Tuesday, November 30

Indra, Talgo and Unicaja conquer UBS

Analysts UBS Indra, Talgo and Unicaja were included in their list of the 20 best European listed companies within the small and mid-cap segment.

Among the more than 400 companies covered by the Swiss bank, the three Spanish companies meet demanding conditions. For example, all accounts with a ‘buy’ recommendation and also have an “attractive” risk / return profile.

In addition, stocks must have strong fundamentals, upside potential, and attractive levels of liquidity.

European small and mid-cap companies have performed reasonably well, analysts explain.

It is true that last year they suffered a strong impact from the pandemic, but this year they rebound 22 percent, in line with the large listed companies.

Reasonable appraisals for UBS

By these analysts’ calculations, small and mid-cap companies trade at a slight discount to large caps. But they also have a 10 percent premium over their five-year averages.

In view of the multiples, experts believe that these companies have “a reasonable valuation” compared to the large listed companies.

They also highlight that the levels of leverage are not very different with respect to the group with the largest capitalization.

It is true that small companies are more exposed to sectors that may suffer more, but their debt / ebitda ratio is 1.14 times, compared to 1.13 times for large listed companies.

Indra lives a strong moment in results

For Indra, the Swiss bank’s economists calculate a target price of 12.2 euros per share, which offers a potential upside of 18 percent.

“Its profit moment is strong this year, a positive surprise compared to previous years,” explained the analysts.

Among the key catalysts is a “strong portfolio” in the defense division, they add at the Swiss bank. In this sense, Finanzas.com has already explained the opportunity that is opening up at Indra thanks to the higher expected spending on defense due to the crisis in Afghanistan.

Looking ahead to 2022, experts hope that the good moment and the strength of the defense division will continue. In addition, they highlight that the technology division can also bring positive surprises, due to the impact of European funds and the macroeconomic recovery.

Talgo, an attractive option to bet on recovery

In the case of Talgo, analysts calculate a price target of 5.1 euros, a valuation that shows a potential return of 17 percent.

“We believe that Talgo is very cheap and is an attractive option to bet on recovery, as trips resume,” explain the UBS experts.

True, its latest results showed mixed trends, with further weakness at the top of the tally, but the group “should gain traction as the recovery in the maintenance division leads to healthier margins.”

In addition, the group is working on a strategic plan for the 2022-2026 period and is working on a new compensation plan for its shareholders.

Potential returns of 53 percent in Unicaja Banco

The list of Spanish listed companies is completed with Unicaja Bank, where the economists of UBS calculate potential returns of 53 percent.

The Andalusian financial institution stands out for its “solid capital position” in comparative terms, which the bank will probably “strengthen even more” next year.
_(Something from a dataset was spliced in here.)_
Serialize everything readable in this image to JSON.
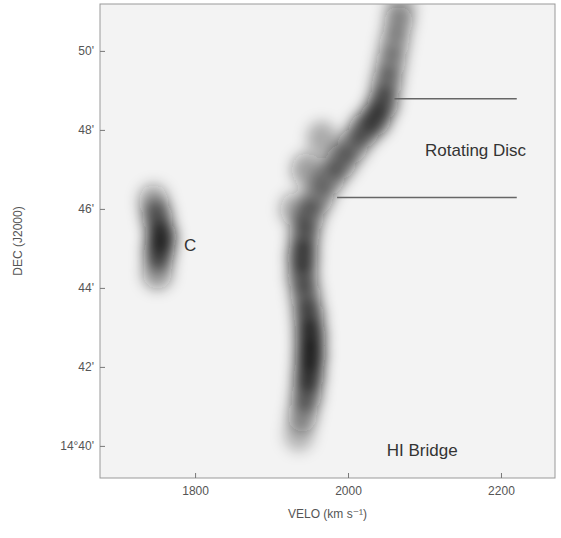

Its CET1 capital ratio of over 13 percent is the highest among domestic banks.

The main weak point of the business is the net interest income, but the worst should have been left behind, as the Euribor of a truce. In this sense, the bank is well positioned to benefit from a rebound in loan volumes.

Finally, in an environment and normalized benefits like the one they expect in UBS, the entity will offer a 7 percent dividend yield next year, the experts add.

As finance.com explained about the Unicaja dividend, the bank has sufficiently comfortable capital levels to be able to maintain a 50 percent pay out.